As we have indicated, it is impossible to determine with any degree of certainty the amount of fuel oil that was sold in Illinois or the amount that was sold in Missouri. This uncertainty was not caused by any action or inaction of plaintiff or its marketer but is the result of a moving delivery in an area where the State boundary cannot be readily identified with certainty. To hold that plaintiff must prove the amount sold in Missouri before it can claim any exemption would be to deny it all exemption, and yet it is certain that a part of the sales were exempt.
In our opinion this case is similar to Cohan v. Commissioner of Internal Revenue (2d cir.), 39 F.2d 540. In that case, George M. Cohan claimed expenditures of substantial sums for travel and entertainment but had no records to support his contentions. The Board of Tax Appeals refused to allow any part of the deductions claimed on the ground that it was impossible to tell how much he had in fact spent. In remanding the case, "to make some allowance for the expenses of travel and the like," the Court of Appeals, at page 543, said: "Absolute certainty in such matters is usually impossible and is not necessary; the Board should make as close an approximation as it can, bearing heavily if it chooses upon the taxpayer whose inexactitude is of his own making. But to allow nothing at all appears to us inconsistent with saying that something was spent. True, we do not know how many trips Cohan made, nor how large his entertainments were; yet there was obviously some basis for computation, if necessary by drawing upon the Board's personal estimates of the minimum of such expenses. The amount may be trivial and unsatisfactory, but there was basis for some allowance, and it was wrong to refuse any, even though it were the traveling expenses of a single trip. It is not fatal that the result will inevitably be speculative; many important decisions must be such."
This case is not one for the imposition of "Draconian Absolutes" (see Webb v. Commissioner of Internal Revenue (5th cir.), 394 F.2d 366, 373), and although the result may to some extent be speculative, the Department of Revenue, finding guidance in Cohan, can make a determination of the factual issue presented, and the case should be remanded for that purpose.
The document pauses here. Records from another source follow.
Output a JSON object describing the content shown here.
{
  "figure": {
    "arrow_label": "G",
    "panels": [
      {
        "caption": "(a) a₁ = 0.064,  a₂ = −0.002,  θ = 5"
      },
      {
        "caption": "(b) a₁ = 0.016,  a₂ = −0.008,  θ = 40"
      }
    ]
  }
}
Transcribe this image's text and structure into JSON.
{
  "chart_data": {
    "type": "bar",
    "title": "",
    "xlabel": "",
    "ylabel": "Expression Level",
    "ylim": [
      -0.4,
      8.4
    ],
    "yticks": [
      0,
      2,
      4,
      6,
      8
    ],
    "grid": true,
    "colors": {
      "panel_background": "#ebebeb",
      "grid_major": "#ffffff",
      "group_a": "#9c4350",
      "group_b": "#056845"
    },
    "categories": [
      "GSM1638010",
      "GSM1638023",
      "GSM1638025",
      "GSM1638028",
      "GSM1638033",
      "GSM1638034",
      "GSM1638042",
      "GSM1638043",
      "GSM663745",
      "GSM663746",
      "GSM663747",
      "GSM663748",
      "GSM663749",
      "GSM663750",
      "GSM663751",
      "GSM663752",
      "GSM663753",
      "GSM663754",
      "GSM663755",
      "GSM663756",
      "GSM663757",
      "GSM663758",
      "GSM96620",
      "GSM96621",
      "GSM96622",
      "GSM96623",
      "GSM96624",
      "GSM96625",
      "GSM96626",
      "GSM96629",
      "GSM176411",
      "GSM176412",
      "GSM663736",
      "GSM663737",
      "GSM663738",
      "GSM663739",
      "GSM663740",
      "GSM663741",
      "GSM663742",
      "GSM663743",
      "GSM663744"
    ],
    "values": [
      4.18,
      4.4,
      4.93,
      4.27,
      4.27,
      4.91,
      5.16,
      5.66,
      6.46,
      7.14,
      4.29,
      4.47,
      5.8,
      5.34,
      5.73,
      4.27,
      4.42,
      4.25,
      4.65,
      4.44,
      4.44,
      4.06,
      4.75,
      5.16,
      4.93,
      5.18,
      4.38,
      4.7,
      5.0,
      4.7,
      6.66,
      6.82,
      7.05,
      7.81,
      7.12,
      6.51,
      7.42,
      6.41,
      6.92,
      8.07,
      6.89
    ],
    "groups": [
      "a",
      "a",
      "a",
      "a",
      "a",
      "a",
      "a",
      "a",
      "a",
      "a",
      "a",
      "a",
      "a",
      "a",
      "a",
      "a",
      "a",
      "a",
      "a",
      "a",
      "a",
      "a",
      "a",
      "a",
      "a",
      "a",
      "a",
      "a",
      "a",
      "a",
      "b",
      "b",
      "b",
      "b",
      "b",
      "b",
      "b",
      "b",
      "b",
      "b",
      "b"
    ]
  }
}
Plaintiff's final argument is that defendant is barred from assessing a tax deficiency for the period prior to January 31, 1963, because in May of 1963 it made an audit of plaintiff's records through January, 1963, and made an assessment which plaintiff paid. It contends that the legislative intent of section 4 of the Retailers' Occupation Tax Act (Ill. Rev. Stat. 1969, ch. 120, par. 443), which deals with the examination and correction of tax returns, is that defendant cannot again examine or correct a return after it has once done so. We do not reach this question because it was plaintiff who initially sought to correct its tax returns covering the period prior to January 31, 1963, by filing a claim for refund.
The judgment of the circuit court of Cook County is reversed and the cause is remanded, with directions to vacate the judgment and remand the cause for further proceedings not inconsistent with this opinion.
Reversed and remanded, with directions.